Ed Miliband is, technically, right to say that Cameron’s ‘hand-picked adviser was a criminal’. But Coulson is a criminal who behaved like a gentleman. McBride broke no law but behaved criminally. So let us not pretend that this exposes corruption at the heart of the Tory party, or that it has any wider party-political ramifications. We have now had four years of Cameron’s government, and have had much time to study its defects. Hiring poisonous spin doctors is not one of them.
The Metropolitan Police has rather more questions to answer, having spent so much time and money investigating what now looks like something rather less than the crime of the century. The Met seemed to react in panic — perhaps induced by the knowledge that they had been operating hand-in-glove with certain journalists for far too long, and were about to be rumbled. Like the Crown Prosecution Service, the police appear to have been swept away by the wave of hysteria.
It has suited Rupert Murdoch’s commercial opponents (including the BBC) to portray hacking as an evil which sprang from the blackness of his Australian heart. But it has steadily become clear that it was going on across the newspaper industry, in Britain and abroad. Hacking the voicemail of the murdered schoolgirl Milly Dowler was indeed deplorable. But such crimes are now detected and punished: the newspaper responsible has been closed and its former editor faces jail. No new laws are needed: the existing ones have seen 40 journalists arrested.
All but 13 members of parliament voted for a Bill to end press freedom. Mercifully, this ‘Royal Charter’ has been ignored, as the press has instead declined to be regulated by politicians and retains its independence as it continues what is, for many, a fight for survival. Newspapers have lost more than a third of their circulation since the hacking scandal erupted.

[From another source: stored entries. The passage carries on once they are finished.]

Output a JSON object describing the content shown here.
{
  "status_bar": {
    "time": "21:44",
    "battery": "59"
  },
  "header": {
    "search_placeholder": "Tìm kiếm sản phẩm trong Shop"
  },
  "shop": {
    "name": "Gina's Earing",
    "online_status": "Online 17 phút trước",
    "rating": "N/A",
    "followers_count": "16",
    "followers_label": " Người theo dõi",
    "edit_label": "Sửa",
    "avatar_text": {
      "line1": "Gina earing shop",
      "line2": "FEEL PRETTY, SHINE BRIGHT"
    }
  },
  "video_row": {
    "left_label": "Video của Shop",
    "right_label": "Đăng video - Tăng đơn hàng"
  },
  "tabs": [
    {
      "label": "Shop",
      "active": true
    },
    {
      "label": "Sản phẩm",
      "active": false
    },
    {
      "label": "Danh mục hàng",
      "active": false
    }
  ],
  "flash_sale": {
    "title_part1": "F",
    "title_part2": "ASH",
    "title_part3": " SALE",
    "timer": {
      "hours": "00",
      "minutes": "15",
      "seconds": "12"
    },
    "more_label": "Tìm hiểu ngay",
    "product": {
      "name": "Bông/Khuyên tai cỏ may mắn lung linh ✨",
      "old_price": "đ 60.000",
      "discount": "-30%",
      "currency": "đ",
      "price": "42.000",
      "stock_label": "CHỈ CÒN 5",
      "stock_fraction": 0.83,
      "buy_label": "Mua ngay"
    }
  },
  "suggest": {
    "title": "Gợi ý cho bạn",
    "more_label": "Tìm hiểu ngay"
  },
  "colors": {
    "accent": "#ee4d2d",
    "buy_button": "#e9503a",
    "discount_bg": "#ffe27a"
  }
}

Each day, 1,500 people stop buying newspapers and never start again.
Rather than being too strong, the press is weaker now than at any time in modern history. This was the ideal time for the enemies of press freedom to pounce. Luckily, the threat has been seen off, the law is being allowed to run its course and press freedom has been conserved. This is about the only comfort to be drawn from an episode which has reflected so badly on so many.